More investmentin PD____ and web technology. Standardized central education through web/_Problem Based Learning/“Blended learning”
Submitted by Rob Ross, Breakout Group 6 Scribe
Breakout Group 7
Prislin, Leader; Babitz, Scribe; Garcia-Shelton, Smith and Sundwall
Breakout Group 7 scribe notes:
MSU example (Dr. Smith) – Dean directed new training method, specifically chose Dept. chairs to support mission, established community based training sites with their own Deans, very primary care oriented, support from other Chairs (e.g. surgery). Model alive and well, but some movement back to main center (recently only 30/200 entering primary care).
How could MSU’s program be re-engineered? Current Dean tried to remove Primary care from mission statement. System dependent on Dean. Pioneering dean introduced problem based learning and other innovations. MAFP supported line item funding for primary care, but later Dean was able to remove that. MAFP had become less involved in legislative process.
Natural trajectory of social movements: energy, innovation, change, success, protection of success, resist change, subject to next “wave” of change.
Important issue of who gets into medical school. Many potential students no longer consider medicine as a career. Even interested students may change interests during medical school. Medical school classes becoming more homogeneous; similar backgrounds, majors, etc. All do community service, research.
Primary care mentors can be sub-specialists. There are “caring” sub-specialists.
Book “Genius on the Edge, the strange life of William Halstead.” Johns Hopkins professor.

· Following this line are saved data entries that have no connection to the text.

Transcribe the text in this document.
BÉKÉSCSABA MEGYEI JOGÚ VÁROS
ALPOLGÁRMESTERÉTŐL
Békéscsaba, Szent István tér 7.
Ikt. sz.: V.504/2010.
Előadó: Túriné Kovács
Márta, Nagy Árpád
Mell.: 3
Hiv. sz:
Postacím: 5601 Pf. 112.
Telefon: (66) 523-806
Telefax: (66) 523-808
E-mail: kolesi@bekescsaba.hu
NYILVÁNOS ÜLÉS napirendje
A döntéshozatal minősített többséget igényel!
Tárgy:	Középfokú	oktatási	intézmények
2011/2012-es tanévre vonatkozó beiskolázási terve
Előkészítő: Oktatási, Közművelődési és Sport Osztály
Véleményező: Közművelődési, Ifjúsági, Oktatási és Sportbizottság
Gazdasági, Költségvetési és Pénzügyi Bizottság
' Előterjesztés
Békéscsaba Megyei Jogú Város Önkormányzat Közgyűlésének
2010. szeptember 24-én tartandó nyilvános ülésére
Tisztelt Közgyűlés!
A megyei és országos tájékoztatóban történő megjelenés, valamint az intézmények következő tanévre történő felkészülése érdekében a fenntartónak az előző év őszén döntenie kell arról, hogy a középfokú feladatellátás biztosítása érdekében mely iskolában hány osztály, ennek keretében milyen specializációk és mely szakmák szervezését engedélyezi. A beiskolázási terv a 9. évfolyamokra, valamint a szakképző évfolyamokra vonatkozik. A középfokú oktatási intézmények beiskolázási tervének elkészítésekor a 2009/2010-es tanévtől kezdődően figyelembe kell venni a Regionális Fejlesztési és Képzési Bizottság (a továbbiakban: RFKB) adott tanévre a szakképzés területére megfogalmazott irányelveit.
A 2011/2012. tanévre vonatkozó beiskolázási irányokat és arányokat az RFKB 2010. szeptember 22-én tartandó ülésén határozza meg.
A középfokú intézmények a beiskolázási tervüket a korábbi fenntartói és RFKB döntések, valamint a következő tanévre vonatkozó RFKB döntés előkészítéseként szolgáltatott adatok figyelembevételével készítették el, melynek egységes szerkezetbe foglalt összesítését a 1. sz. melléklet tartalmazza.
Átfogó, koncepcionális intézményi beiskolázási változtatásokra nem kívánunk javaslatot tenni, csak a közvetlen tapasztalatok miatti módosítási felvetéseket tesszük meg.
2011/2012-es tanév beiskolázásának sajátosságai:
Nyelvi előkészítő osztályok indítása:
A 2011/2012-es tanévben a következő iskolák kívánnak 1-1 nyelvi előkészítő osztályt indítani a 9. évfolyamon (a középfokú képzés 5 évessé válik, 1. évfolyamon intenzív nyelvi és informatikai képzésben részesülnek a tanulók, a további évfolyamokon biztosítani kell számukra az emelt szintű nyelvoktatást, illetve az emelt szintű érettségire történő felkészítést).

Mentorship issue: primary care, practicing family docs (harder to find, less willing to take the time). Influence of sub-specialists on students, some support, many “bash.”

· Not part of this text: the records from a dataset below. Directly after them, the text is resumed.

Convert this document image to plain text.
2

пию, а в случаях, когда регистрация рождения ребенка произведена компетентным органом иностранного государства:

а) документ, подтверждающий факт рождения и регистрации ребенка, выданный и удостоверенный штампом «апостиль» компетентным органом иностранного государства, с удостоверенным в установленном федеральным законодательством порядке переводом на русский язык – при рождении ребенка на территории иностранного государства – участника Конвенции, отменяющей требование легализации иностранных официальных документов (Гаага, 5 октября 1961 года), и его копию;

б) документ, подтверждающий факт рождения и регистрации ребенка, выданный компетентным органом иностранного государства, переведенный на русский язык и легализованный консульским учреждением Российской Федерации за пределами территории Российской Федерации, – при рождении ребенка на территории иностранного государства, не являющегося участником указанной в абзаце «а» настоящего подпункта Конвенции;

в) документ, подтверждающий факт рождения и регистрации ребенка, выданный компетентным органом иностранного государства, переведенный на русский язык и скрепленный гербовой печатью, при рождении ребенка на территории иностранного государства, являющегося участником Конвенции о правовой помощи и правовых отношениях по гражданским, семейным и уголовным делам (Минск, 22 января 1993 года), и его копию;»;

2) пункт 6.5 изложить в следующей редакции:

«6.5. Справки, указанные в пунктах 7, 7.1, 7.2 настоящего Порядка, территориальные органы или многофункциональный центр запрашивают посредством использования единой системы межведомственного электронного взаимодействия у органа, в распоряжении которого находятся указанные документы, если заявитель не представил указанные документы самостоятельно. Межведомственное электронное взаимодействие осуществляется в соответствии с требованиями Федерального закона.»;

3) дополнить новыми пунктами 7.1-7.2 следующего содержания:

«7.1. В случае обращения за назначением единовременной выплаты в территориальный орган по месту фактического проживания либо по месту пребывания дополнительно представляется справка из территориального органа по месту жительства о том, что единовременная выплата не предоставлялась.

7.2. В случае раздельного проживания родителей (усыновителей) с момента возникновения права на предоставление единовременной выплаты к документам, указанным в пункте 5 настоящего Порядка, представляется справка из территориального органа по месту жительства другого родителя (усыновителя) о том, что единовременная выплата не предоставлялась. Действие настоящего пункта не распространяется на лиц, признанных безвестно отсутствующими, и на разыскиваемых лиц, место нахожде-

Role of Humanities in medical school education. Being diminished or eliminated.
UC Irvine – task force to look at putting “humanities-type” courses into medical school. Having a “town meeting” to look at this option. School generally removing those types of courses in favor of classes that lead to success on Boards.

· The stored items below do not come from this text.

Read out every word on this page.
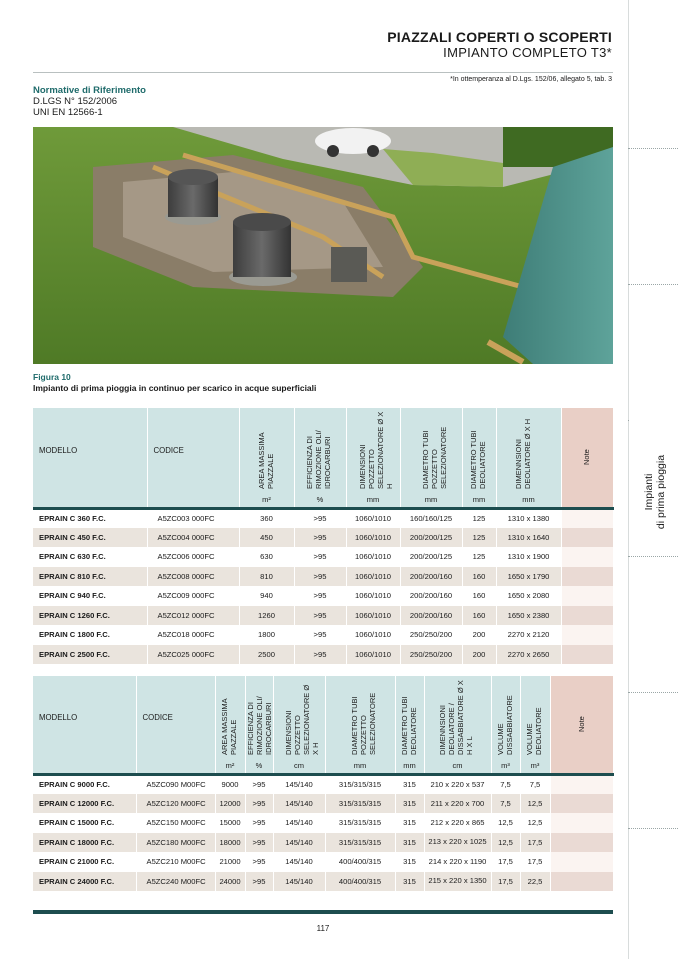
Impianti di prima pioggia
PIAZZALI COPERTI O SCOPERTI
IMPIANTO COMPLETO T3*
*In ottemperanza al D.Lgs. 152/06, allegato 5, tab. 3
Normative di Riferimento
D.LGS N° 152/2006
UNI EN 12566-1
Figura 10
Impianto di prima pioggia in continuo per scarico in acque superficiali
MODELLO	CODICE	AREA MASSIMA PIAZZALE	EFFICIENZA DI RIMOZIONE OLI/ IDROCARBURI	DIMENSIONI POZZETTO SELEZIONATORE Ø X H	DIAMETRO TUBI POZZETTO SELEZIONATORE	DIAMETRO TUBI DEOLIATORE	DIMENNSIONI DEOLIATORE Ø X H	Note

		m²	%	mm	mm	mm	mm	
EPRAIN C 360 F.C.	A5ZC003 000FC	360	>95	1060/1010	160/160/125	125	1310 x 1380	
EPRAIN C 450 F.C.	A5ZC004 000FC	450	>95	1060/1010	200/200/125	125	1310 x 1640	
EPRAIN C 630 F.C.	A5ZC006 000FC	630	>95	1060/1010	200/200/125	125	1310 x 1900	
EPRAIN C 810 F.C.	A5ZC008 000FC	810	>95	1060/1010	200/200/160	160	1650 x 1790	
EPRAIN C 940 F.C.	A5ZC009 000FC	940	>95	1060/1010	200/200/160	160	1650 x 2080	
EPRAIN C 1260 F.C.	A5ZC012 000FC	1260	>95	1060/1010	200/200/160	160	1650 x 2380	
EPRAIN C 1800 F.C.	A5ZC018 000FC	1800	>95	1060/1010	250/250/200	200	2270 x 2120	
EPRAIN C 2500 F.C.	A5ZC025 000FC	2500	>95	1060/1010	250/250/200	200	2270 x 2650	
MODELLO	CODICE	AREA MASSIMA PIAZZALE	EFFICIENZA DI RIMOZIONE OLI/ IDROCARBURI	DIMENSIONI POZZETTO SELEZIONATORE Ø X H	DIAMETRO TUBI POZZETTO SELEZIONATORE	DIAMETRO TUBI DEOLIATORE	DIMENNSIONI DEOLIATORE / DISSABBIATORE Ø X H X L	VOLUME DISSABBIATORE	VOLUME DEOLIATORE	Note

		m²	%	cm	mm	mm	cm	m³	m³	
EPRAIN C 9000 F.C.	A5ZC090 M00FC	9000	>95	145/140	315/315/315	315	210 x 220 x 537	7,5	7,5	
EPRAIN C 12000 F.C.	A5ZC120 M00FC	12000	>95	145/140	315/315/315	315	211 x 220 x 700	7,5	12,5	
EPRAIN C 15000 F.C.	A5ZC150 M00FC	15000	>95	145/140	315/315/315	315	212 x 220 x 865	12,5	12,5	
EPRAIN C 18000 F.C.	A5ZC180 M00FC	18000	>95	145/140	315/315/315	315	213 x 220 x 1025	12,5	17,5	
EPRAIN C 21000 F.C.	A5ZC210 M00FC	21000	>95	145/140	400/400/315	315	214 x 220 x 1190	17,5	17,5	
EPRAIN C 24000 F.C.	A5ZC240 M00FC	24000	>95	145/140	400/400/315	315	215 x 220 x 1350	17,5	22,5	
117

Is there evidence that “humanities” classes make a difference? Not enough exposure to really test. Evidence that Problem based learning exposure does change the way students learn to approach problems.
History of creation of UC Irvine, primary care mission? +/- MSU founded and funded to produce primary care physicians, and had initial leadership to support that. Had curriculum with early patient contact, discussions about families, home visits, etc.
U of UT experience: VP built research legacy and clinical empire with minimal interest in medical school. Cut medical school class size by 20%. Touts rank as #1 Academic Hospital in US.
Unintended consequences of Flexnerian reform: role of medical school faculty, role of research funding, role of faculty practice, have diminished emphasis on teaching and on primary care.
Need to separate line item funding for education. Currently not explicit or transparent. Need to have faculty to write grants to get indirect dollars. Can’t afford to use funded FTEs to teach. Teachers are on soft money (clinical practice).
Student concern/focus on topics that will be on Board exams. Students want what they want which may not be what they need.
How to address increasing demand for primary care? By mid-levels? Must change economics/payment reform to make a difference. Sub-specialists use mid-levels (have economic motivation). Primary care will survive as “team leaders” managing a team that provides services. Majority of mid-levels doing sub-specialty care.
Submitted by Marc Babitz, Breakout Group 7 scribe.